Geçen hafta İgman Dağı'nda tekkede zikir yapan komutanı yazmıştım. İgman Dağı'na çıkmayan bir yabancı için Bosna gittikçe yozlaşan bir görüntü sunabilir. Şehir merkezlerinin meydanlarında gezip, tarihi Osmanlı eserlerine bakarak nostalji yapmaya yatkın gezginlerimiz için çoğu kez sükutu hayal bile olabilir. Özellikle gençliğin Batılı popüler kültürün etkisine girmesi ciddi bir kimlik sorunuyla karşı karşıya olunduğunu ihtar eder. Diğer taraftan meydanlardan Bosna, hatta balkanlardaki Müslümanlık hakkında hüküm vermek İstiklal Caddesi'nden Türkiye'yi tanımaya çalışan Arap turistlerin durumuna düşmekle eşdeğer. 

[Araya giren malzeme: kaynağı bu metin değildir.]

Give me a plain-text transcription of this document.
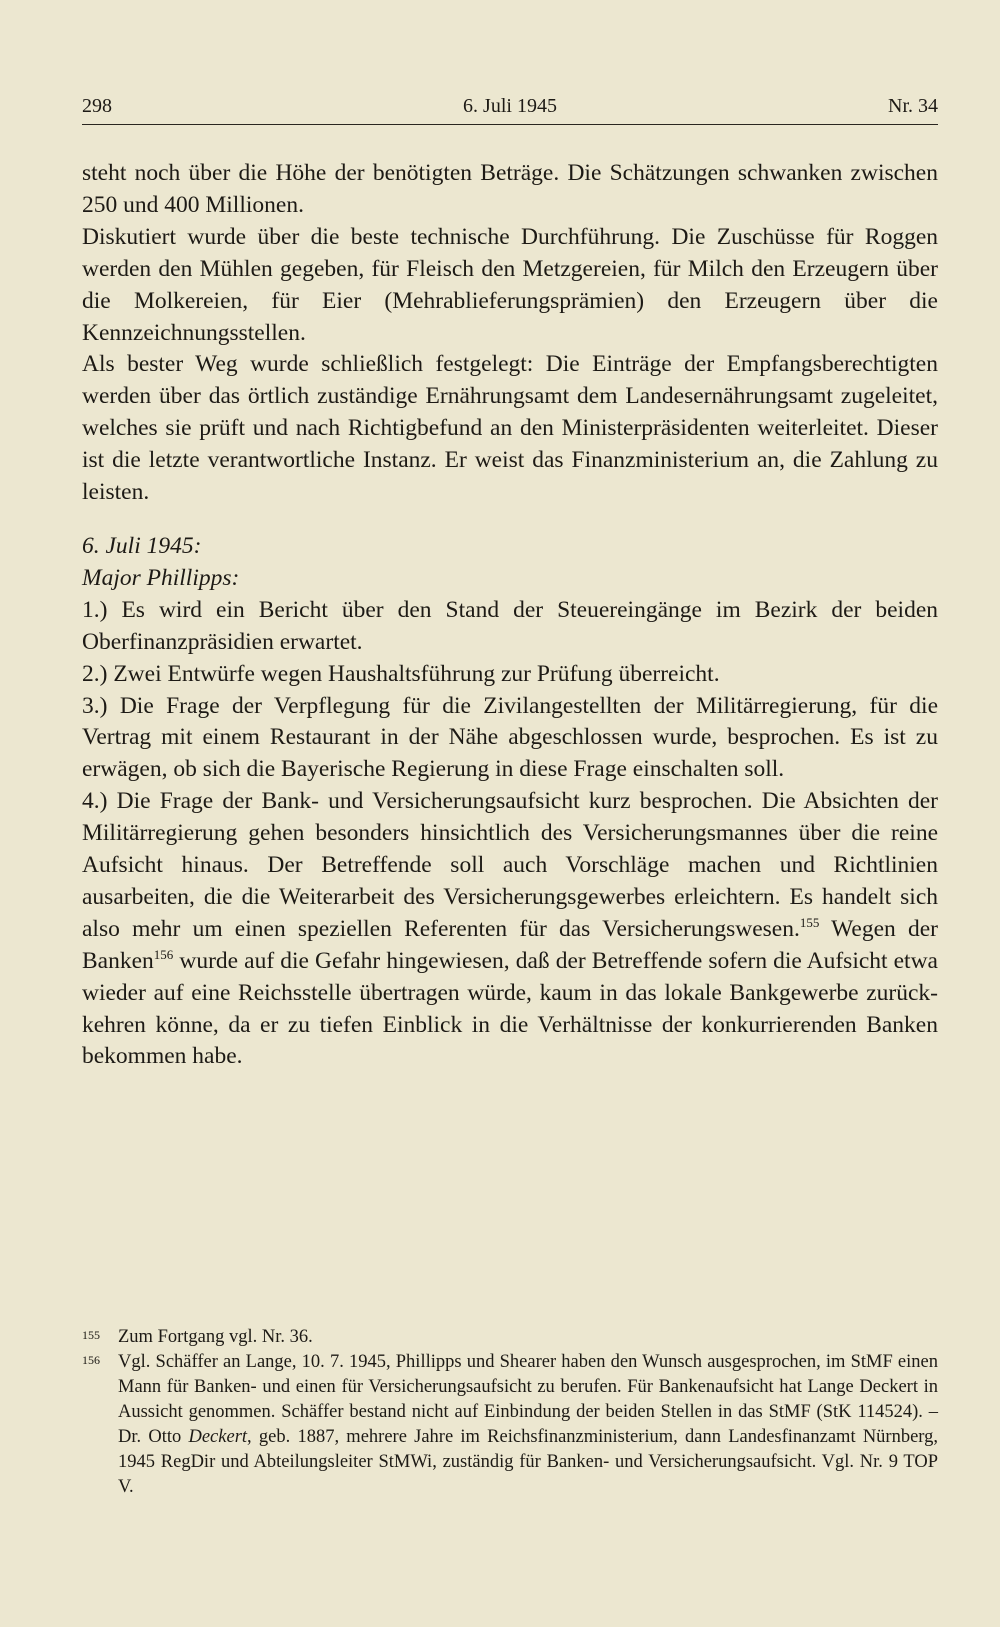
298	6. Juli 1945	Nr. 34

steht noch über die Höhe der benötigten Beträge. Die Schätzungen schwanken zwischen 250 und 400 Millionen.

Diskutiert wurde über die beste technische Durchführung. Die Zuschüsse für Roggen werden den Mühlen gegeben, für Fleisch den Metzgereien, für Milch den Erzeugern über die Molkereien, für Eier (Mehrablieferungsprämien) den Erzeugern über die Kennzeichnungsstellen.

Als bester Weg wurde schließlich festgelegt: Die Einträge der Empfangsberechtigten werden über das örtlich zuständige Ernährungsamt dem Landesernährungsamt zugeleitet, welches sie prüft und nach Richtigbefund an den Ministerpräsidenten weiterleitet. Dieser ist die letzte verantwortliche Instanz. Er weist das Finanzministerium an, die Zahlung zu leisten.

6. Juli 1945:

Major Phillipps:

1.) Es wird ein Bericht über den Stand der Steuereingänge im Bezirk der beiden Oberfinanzpräsidien erwartet.

2.) Zwei Entwürfe wegen Haushaltsführung zur Prüfung überreicht.

3.) Die Frage der Verpflegung für die Zivilangestellten der Militärregierung, für die Vertrag mit einem Restaurant in der Nähe abgeschlossen wurde, besprochen. Es ist zu erwägen, ob sich die Bayerische Regierung in diese Frage einschalten soll.

4.) Die Frage der Bank- und Versicherungsaufsicht kurz besprochen. Die Absichten der Militärregierung gehen besonders hinsichtlich des Versicherungsmannes über die reine Aufsicht hinaus. Der Betreffende soll auch Vorschläge machen und Richtlinien ausarbeiten, die die Weiterarbeit des Versicherungsgewerbes erleichtern. Es handelt sich also mehr um einen speziellen Referenten für das Versicherungswesen.$^{155}$ Wegen der Banken$^{156}$ wurde auf die Gefahr hingewiesen, daß der Betreffende sofern die Aufsicht etwa wieder auf eine Reichsstelle übertragen würde, kaum in das lokale Bankgewerbe zurückkehren könne, da er zu tiefen Einblick in die Verhältnisse der konkurrierenden Banken bekommen habe.

155 Zum Fortgang vgl. Nr. 36.
156 Vgl. Schäffer an Lange, 10. 7. 1945, Phillipps und Shearer haben den Wunsch ausgesprochen, im StMF einen Mann für Banken- und einen für Versicherungsaufsicht zu berufen. Für Bankenaufsicht hat Lange Deckert in Aussicht genommen. Schäffer bestand nicht auf Einbindung der beiden Stellen in das StMF (StK 114524). – Dr. Otto Deckert, geb. 1887, mehrere Jahre im Reichsfinanzministerium, dann Landesfinanzamt Nürnberg, 1945 RegDir und Abteilungsleiter StMWi, zuständig für Banken- und Versicherungsaufsicht. Vgl. Nr. 9 TOP V.
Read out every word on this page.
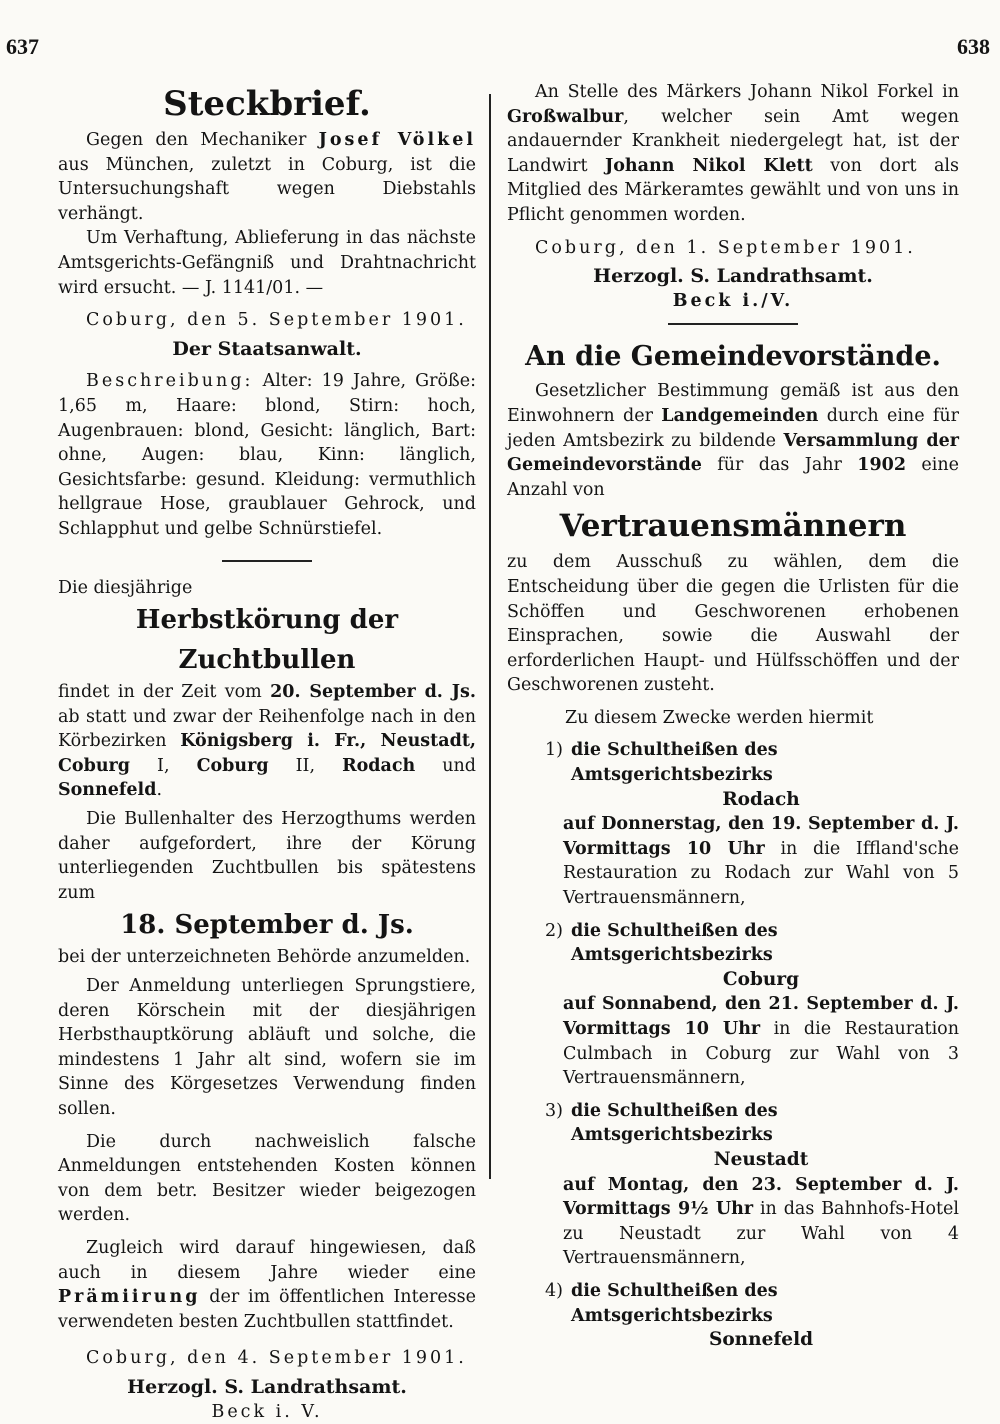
637	638
Steckbrief.

Gegen den Mechaniker Josef Völkel aus München, zuletzt in Coburg, ist die Untersuchungshaft wegen Diebstahls verhängt.

Um Verhaftung, Ablieferung in das nächste Amtsgerichts-Gefängniß und Drahtnachricht wird ersucht. — J. 1141/01. —

Coburg, den 5. September 1901.

Der Staatsanwalt.

Beschreibung: Alter: 19 Jahre, Größe: 1,65 m, Haare: blond, Stirn: hoch, Augenbrauen: blond, Gesicht: länglich, Bart: ohne, Augen: blau, Kinn: länglich, Gesichtsfarbe: gesund. Kleidung: vermuthlich hellgraue Hose, graublauer Gehrock, und Schlapphut und gelbe Schnürstiefel.

Die diesjährige

Herbstkörung der Zuchtbullen

findet in der Zeit vom 20. September d. Js. ab statt und zwar der Reihenfolge nach in den Körbezirken Königsberg i. Fr., Neustadt, Coburg I, Coburg II, Rodach und Sonnefeld.

Die Bullenhalter des Herzogthums werden daher aufgefordert, ihre der Körung unterliegenden Zuchtbullen bis spätestens zum

18. September d. Js.

bei der unterzeichneten Behörde anzumelden.

Der Anmeldung unterliegen Sprungstiere, deren Körschein mit der diesjährigen Herbsthauptkörung abläuft und solche, die mindestens 1 Jahr alt sind, wofern sie im Sinne des Körgesetzes Verwendung finden sollen.

Die durch nachweislich falsche Anmeldungen entstehenden Kosten können von dem betr. Besitzer wieder beigezogen werden.

Zugleich wird darauf hingewiesen, daß auch in diesem Jahre wieder eine Prämiirung der im öffentlichen Interesse verwendeten besten Zuchtbullen stattfindet.

Coburg, den 4. September 1901.

Herzogl. S. Landrathsamt.

Beck i. V.

An Stelle des Märkers Johann Nikol Forkel in Großwalbur, welcher sein Amt wegen andauernder Krankheit niedergelegt hat, ist der Landwirt Johann Nikol Klett von dort als Mitglied des Märkeramtes gewählt und von uns in Pflicht genommen worden.

Coburg, den 1. September 1901.

Herzogl. S. Landrathsamt.

Beck i./V.

An die Gemeindevorstände.

Gesetzlicher Bestimmung gemäß ist aus den Einwohnern der Landgemeinden durch eine für jeden Amtsbezirk zu bildende Versammlung der Gemeindevorstände für das Jahr 1902 eine Anzahl von

Vertrauensmännern

zu dem Ausschuß zu wählen, dem die Entscheidung über die gegen die Urlisten für die Schöffen und Geschworenen erhobenen Einsprachen, sowie die Auswahl der erforderlichen Haupt- und Hülfsschöffen und der Geschworenen zusteht.

Zu diesem Zwecke werden hiermit

1) die Schultheißen des Amtsgerichtsbezirks
Rodach

auf Donnerstag, den 19. September d. J. Vormittags 10 Uhr in die Iffland'sche Restauration zu Rodach zur Wahl von 5 Vertrauensmännern,

2) die Schultheißen des Amtsgerichtsbezirks
Coburg

auf Sonnabend, den 21. September d. J. Vormittags 10 Uhr in die Restauration Culmbach in Coburg zur Wahl von 3 Vertrauensmännern,

3) die Schultheißen des Amtsgerichtsbezirks
Neustadt

auf Montag, den 23. September d. J. Vormittags 9½ Uhr in das Bahnhofs-Hotel zu Neustadt zur Wahl von 4 Vertrauensmännern,

4) die Schultheißen des Amtsgerichtsbezirks
Sonnefeld
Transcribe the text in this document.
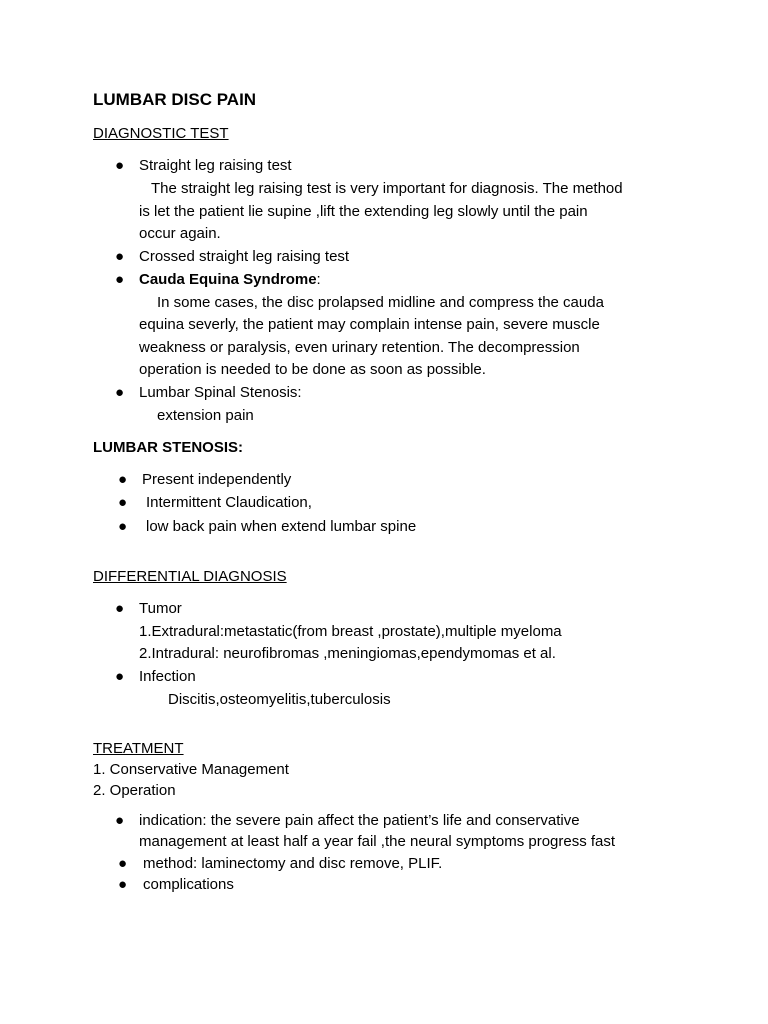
LUMBAR DISC PAIN
DIAGNOSTIC TEST
● Straight leg raising test
The straight leg raising test is very important for diagnosis. The method
is let the patient lie supine ,lift the extending leg slowly until the pain
occur again.
● Crossed straight leg raising test
● Cauda Equina Syndrome:
In some cases, the disc prolapsed midline and compress the cauda
equina severly, the patient may complain intense pain, severe muscle
weakness or paralysis, even urinary retention. The decompression
operation is needed to be done as soon as possible.
● Lumbar Spinal Stenosis:
extension pain
LUMBAR STENOSIS:
● Present independently
● Intermittent Claudication,
● low back pain when extend lumbar spine
DIFFERENTIAL DIAGNOSIS
● Tumor
1.Extradural:metastatic(from breast ,prostate),multiple myeloma
2.Intradural: neurofibromas ,meningiomas,ependymomas et al.
● Infection
Discitis,osteomyelitis,tuberculosis
TREATMENT
1. Conservative Management
2. Operation
● indication: the severe pain affect the patient’s life and conservative
management at least half a year fail ,the neural symptoms progress fast
● method: laminectomy and disc remove, PLIF.
● complications
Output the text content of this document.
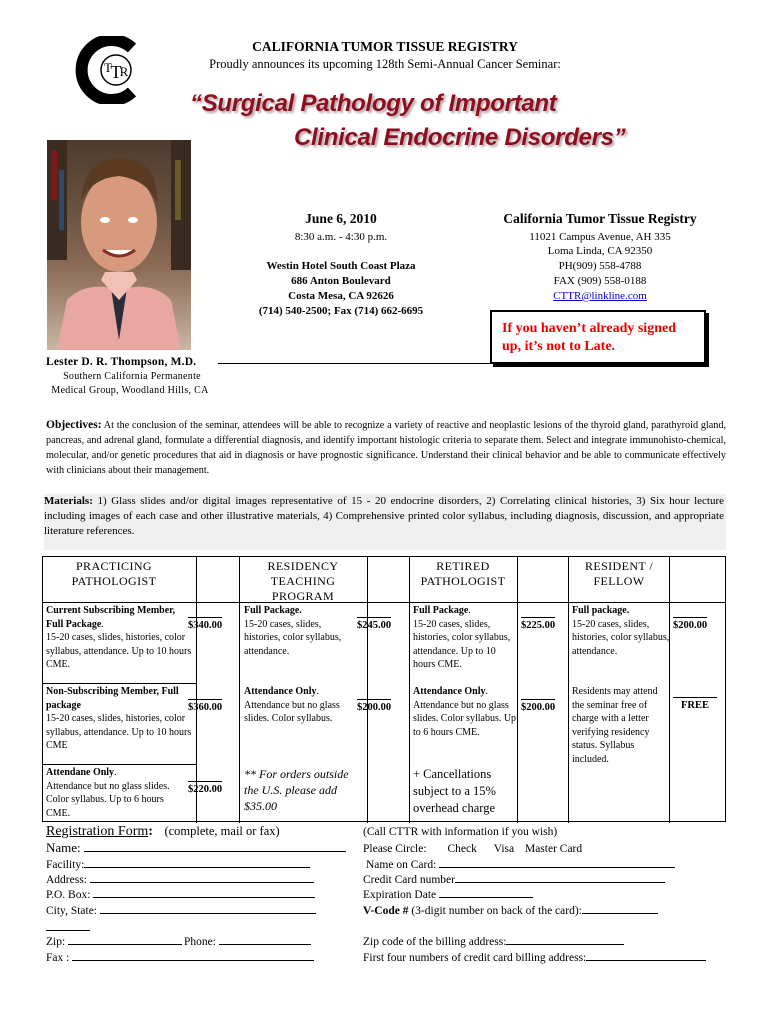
T
T R
CALIFORNIA TUMOR TISSUE REGISTRY
Proudly announces its upcoming 128th Semi-Annual Cancer Seminar:
“Surgical Pathology of Important
Clinical Endocrine Disorders”
June 6, 2010
8:30 a.m. - 4:30 p.m.
Westin Hotel South Coast Plaza
686 Anton Boulevard
Costa Mesa, CA 92626
(714) 540-2500; Fax (714) 662-6695
California Tumor Tissue Registry
11021 Campus Avenue, AH 335
Loma Linda, CA 92350
PH(909) 558-4788
FAX (909) 558-0188
CTTR@linkline.com
If you haven’t already signed up, it’s not to Late.
Lester D. R. Thompson, M.D.
Southern California Permanente
Medical Group, Woodland Hills, CA
Objectives: At the conclusion of the seminar, attendees will be able to recognize a variety of reactive and neoplastic lesions of the thyroid gland, parathyroid gland, pancreas, and adrenal gland, formulate a differential diagnosis, and identify important histologic criteria to separate them. Select and integrate immunohisto-chemical, molecular, and/or genetic procedures that aid in diagnosis or have prognostic significance. Understand their clinical behavior and be able to communicate effectively with clinicians about their management.
Materials: 1) Glass slides and/or digital images representative of 15 - 20 endocrine disorders, 2) Correlating clinical histories, 3) Six hour lecture including images of each case and other illustrative materials, 4) Comprehensive printed color syllabus, including diagnosis, discussion, and appropriate literature references.
PRACTICING PATHOLOGIST
RESIDENCY TEACHING PROGRAM
RETIRED PATHOLOGIST
RESIDENT / FELLOW
Current Subscribing Member, Full Package.
15-20 cases, slides, histories, color syllabus, attendance. Up to 10 hours CME.
$340.00
Non-Subscribing Member, Full package
15-20 cases, slides, histories, color syllabus, attendance. Up to 10 hours CME
$360.00
Attendane Only.
Attendance but no glass slides. Color syllabus. Up to 6 hours CME.
$220.00
Full Package.
15-20 cases, slides, histories, color syllabus, attendance.
$245.00
Attendance Only.
Attendance but no glass slides. Color syllabus.
$200.00
** For orders outside the U.S. please add $35.00
Full Package.
15-20 cases, slides, histories, color syllabus, attendance. Up to 10 hours CME.
$225.00
Attendance Only.
Attendance but no glass slides. Color syllabus. Up to 6 hours CME.
$200.00
+ Cancellations subject to a 15% overhead charge
Full package.
15-20 cases, slides, histories, color syllabus, attendance.
$200.00
Residents may attend the seminar free of charge with a letter verifying residency status. Syllabus included.
FREE
Registration Form: (complete, mail or fax)
Name:
Facility:
Address:
P.O. Box:
City, State:
Zip:	Phone:
Fax :
(Call CTTR with information if you wish)
Please Circle: Check Visa Master Card
Name on Card:
Credit Card number
Expiration Date
V-Code # (3-digit number on back of the card):
Zip code of the billing address:
First four numbers of credit card billing address:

İgman Dağı'ndan yansıyan coşku da Balkanlar'ın tamamını yansıtmaz.

Kosova'daki seküler Arnavut milliyetçiliğine, Arnavutluk'taki Müslümanların dinini değiştirmeye azmetmiş Vatikan politikalarına, Makedonya'daki asimilasyon politikalarına gözlerinizi kaparsanız tam bir romantizm yaşayabilirsiniz.